Our hearts are full with gratitude to everyone who supported this initiative.

The Ask, 2017

When we started Communication Matters, an SLP Advocacy Group for Young Children, in 2014, one of the first things we did was to decide on our Vision. Since January 14, 2015, our Vision has been, “We believe it is important for all preschool-age children in British Columbia to receive the speech-language pathology services they need.” We acknowledge that this view is shared by many other speech-language pathologists (SLPs), other professionals who work with preschoolers, as well as other members of the public at large.

This year is the first time we have encouraged people to participate in the Select Standing Committee on Finance & Government Services public consultations to advocate for young children with speech-language needs. Based on feedback from our volunteers and other interested speech-language pathologists, we want to share a specific ask so that everyone can feel comfortable answering these questions and understanding what we are truly advocating for. Therefore we have provided the following as our official ask for 2017 that you can feel free to quote, use as your own ask, or modify to use as your own ask.

Our Ask for 2017 directly relates to the Communication Matters Vision:

What are we asking for?

Communication Matters, an SLP Advocacy Group for Young Children, is asking that all children in British Columbia (BC) who need speech-language pathology (SLP) support have access to timely and effective service. This means additional SLPs immediately, and a mandate to collect more data to determine the further need.

How many SLPs are needed?

Based on our province-wide survey results and population estimates, Communication Matters has estimated that funding for at least 200 additional SLPs is needed immediately. The number of additional SLPs needed is actually higher than this, but this would be a start.

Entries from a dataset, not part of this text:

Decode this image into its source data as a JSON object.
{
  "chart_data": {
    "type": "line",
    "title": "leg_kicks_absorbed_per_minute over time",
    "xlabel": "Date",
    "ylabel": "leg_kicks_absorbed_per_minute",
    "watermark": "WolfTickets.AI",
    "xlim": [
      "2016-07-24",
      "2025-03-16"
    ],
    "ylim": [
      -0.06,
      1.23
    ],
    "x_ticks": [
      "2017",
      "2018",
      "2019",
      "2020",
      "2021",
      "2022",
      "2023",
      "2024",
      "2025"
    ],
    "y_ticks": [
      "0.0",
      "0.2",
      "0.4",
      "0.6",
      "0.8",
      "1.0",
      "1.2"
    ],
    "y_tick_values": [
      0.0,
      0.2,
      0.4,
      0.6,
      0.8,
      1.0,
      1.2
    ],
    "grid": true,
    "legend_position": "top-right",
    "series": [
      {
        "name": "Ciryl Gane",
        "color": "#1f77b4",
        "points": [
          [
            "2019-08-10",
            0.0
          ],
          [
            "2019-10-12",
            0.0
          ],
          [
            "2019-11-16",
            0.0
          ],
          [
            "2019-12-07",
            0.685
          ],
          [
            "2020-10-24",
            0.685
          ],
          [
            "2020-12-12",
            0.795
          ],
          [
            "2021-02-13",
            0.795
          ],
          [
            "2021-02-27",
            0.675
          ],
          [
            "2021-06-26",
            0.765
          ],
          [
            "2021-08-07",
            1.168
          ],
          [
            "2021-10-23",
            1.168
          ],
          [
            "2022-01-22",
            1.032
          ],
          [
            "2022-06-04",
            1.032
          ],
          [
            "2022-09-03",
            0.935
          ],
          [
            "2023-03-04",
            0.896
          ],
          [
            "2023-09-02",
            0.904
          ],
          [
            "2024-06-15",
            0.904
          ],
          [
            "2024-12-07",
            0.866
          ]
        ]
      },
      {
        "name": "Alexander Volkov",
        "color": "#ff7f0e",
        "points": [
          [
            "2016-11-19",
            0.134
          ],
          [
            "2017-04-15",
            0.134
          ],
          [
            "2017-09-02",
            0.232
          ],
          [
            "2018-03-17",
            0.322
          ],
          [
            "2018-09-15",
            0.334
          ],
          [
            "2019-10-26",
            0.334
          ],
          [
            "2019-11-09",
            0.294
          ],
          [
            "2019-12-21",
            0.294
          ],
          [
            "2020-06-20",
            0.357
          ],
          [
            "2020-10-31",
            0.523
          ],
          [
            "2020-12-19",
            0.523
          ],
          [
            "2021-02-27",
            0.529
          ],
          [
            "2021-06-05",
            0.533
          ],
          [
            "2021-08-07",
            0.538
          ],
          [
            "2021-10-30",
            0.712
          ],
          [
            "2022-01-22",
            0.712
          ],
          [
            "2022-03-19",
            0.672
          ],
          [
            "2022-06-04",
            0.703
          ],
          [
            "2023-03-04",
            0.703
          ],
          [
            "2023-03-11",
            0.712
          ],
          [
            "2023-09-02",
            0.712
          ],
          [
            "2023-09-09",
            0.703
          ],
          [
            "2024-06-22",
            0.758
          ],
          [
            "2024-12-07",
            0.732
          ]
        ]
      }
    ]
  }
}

Where will the SLPs come from?

Some may be recruited back from private practice, others would come as new graduates, others may move from other provinces with the appeal of working with more manageable caseloads, others may be privately contracted similar to those contracted through At-Home or Autism funding.

How would data be collected to determine exact need?

First, ensure all publicly funded SLP programs for young children in BC are using the same records management and data collection system to track demand/need (e.g., NucleusLabs, which is already in use by several Ministry of Children & Family Development funded agencies). Then, use evidence-based practice guidelines to determine the exact need. This could be accomplished by an expert working group comprised of representatives for all stakeholders.

This is a learning process for us, and it is possible that based on the outcome of the 2017 public consultations, we may need to revise our ask for 2018. Thank you to everyone who has provided us with input, including our 2015 survey respondents, and supported this initiative. This is for you!